しかし、古い『享保名物帳』には、越中富山から出たもので、浮田秀家の家来・鄙田半之丞所持、としたものがありますが、浮田家の家臣に、鄙田姓のものはいませんでした。半之丞も半兵衛の誤写と見るべきです。なお、浮田家も慶長五年(一六〇〇)、関ケ原合戦で消滅しているため、この説は信じがたいです。さて、日向半兵衛が折紙をつけたのは、どうも売るためだったようです。正保四年(一六四七)、豊前小倉城小笠原忠真の娘が、筑前福岡城黒田忠之の世子・光之に嫁いだ時、婿引き出物として、本刀を光之に贈りました。
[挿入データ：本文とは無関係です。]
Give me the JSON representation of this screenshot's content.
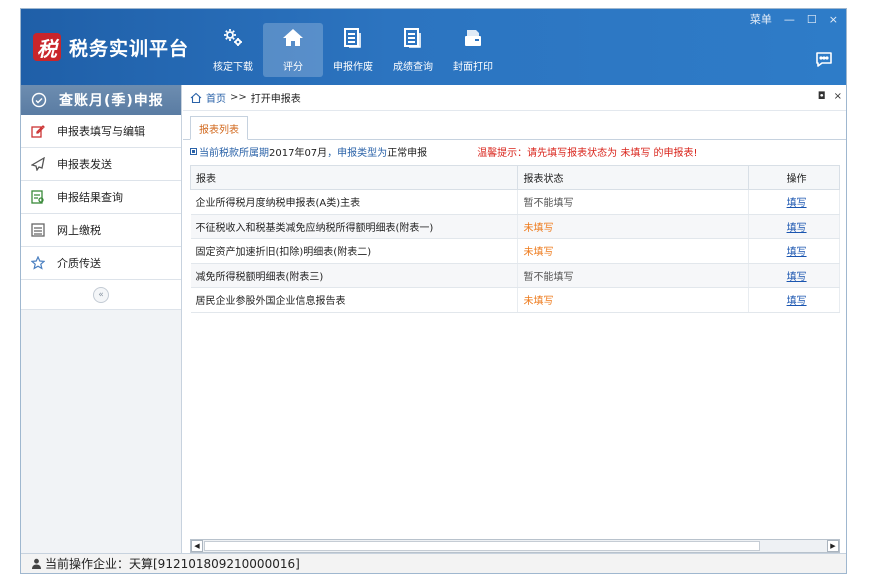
{
  "app": {
    "logo_char": "税",
    "title": "税务实训平台"
  },
  "toolbar": {
    "items": [
      {
        "label": "核定下载",
        "icon": "gear-download-icon"
      },
      {
        "label": "评分",
        "icon": "home-icon",
        "active": true
      },
      {
        "label": "申报作废",
        "icon": "document-icon"
      },
      {
        "label": "成绩查询",
        "icon": "document-icon"
      },
      {
        "label": "封面打印",
        "icon": "folder-print-icon"
      }
    ]
  },
  "window_controls": {
    "menu_label": "菜单",
    "minimize": "—",
    "restore": "☐",
    "close": "×"
  },
  "sidebar": {
    "title": "查账月(季)申报",
    "items": [
      {
        "label": "申报表填写与编辑",
        "icon": "edit-icon"
      },
      {
        "label": "申报表发送",
        "icon": "send-icon"
      },
      {
        "label": "申报结果查询",
        "icon": "search-result-icon"
      },
      {
        "label": "网上缴税",
        "icon": "list-icon"
      },
      {
        "label": "介质传送",
        "icon": "star-icon"
      }
    ],
    "collapse_symbol": "«"
  },
  "breadcrumb": {
    "home": "首页",
    "separator": ">>",
    "current": "打开申报表"
  },
  "panel_controls": {
    "restore": "◘",
    "close": "×"
  },
  "tab": {
    "label": "报表列表"
  },
  "info": {
    "prefix": "当前税款所属期",
    "period": "2017年07月",
    "mid": "，申报类型为",
    "type": "正常申报",
    "warning": "温馨提示：请先填写报表状态为 未填写 的申报表!"
  },
  "table": {
    "headers": {
      "report": "报表",
      "status": "报表状态",
      "op": "操作"
    },
    "rows": [
      {
        "report": "企业所得税月度纳税申报表(A类)主表",
        "status": "暂不能填写",
        "status_kind": "gray",
        "op": "填写"
      },
      {
        "report": "不征税收入和税基类减免应纳税所得额明细表(附表一)",
        "status": "未填写",
        "status_kind": "orange",
        "op": "填写"
      },
      {
        "report": "固定资产加速折旧(扣除)明细表(附表二)",
        "status": "未填写",
        "status_kind": "orange",
        "op": "填写"
      },
      {
        "report": "减免所得税额明细表(附表三)",
        "status": "暂不能填写",
        "status_kind": "gray",
        "op": "填写"
      },
      {
        "report": "居民企业参股外国企业信息报告表",
        "status": "未填写",
        "status_kind": "orange",
        "op": "填写"
      }
    ]
  },
  "statusbar": {
    "text": "当前操作企业：天算[912101809210000016]"
  },
  "colors": {
    "header_blue": "#2c74c0",
    "logo_red": "#c9252b",
    "warning_red": "#d9251c",
    "status_orange": "#ee7a1b",
    "link_blue": "#1a55b0"
  }
}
その後、『享保名物帳』にも、黒田家蔵として記載されています。 戦後、同家を出ています。

刃長については、一尺三寸五分(約七一・二センチ)・二尺三寸五分五厘(約七一・四センチ)・二尺三寸六分(約七一・五センチ)など、記述の相違がある。地鉄は小板目肌つまり、地沸えつき、白け映りが現れる。刃文は直刃に小五の目乱れや小足入り、刃縁しまる。鋩子は小丸、品よく返る。中心は磨り上げ、目釘孔二個。「恒次」と二字銘。古い『享保名物帳』には、後の恒次で、名物に入るほどの物にあらず、と注記している。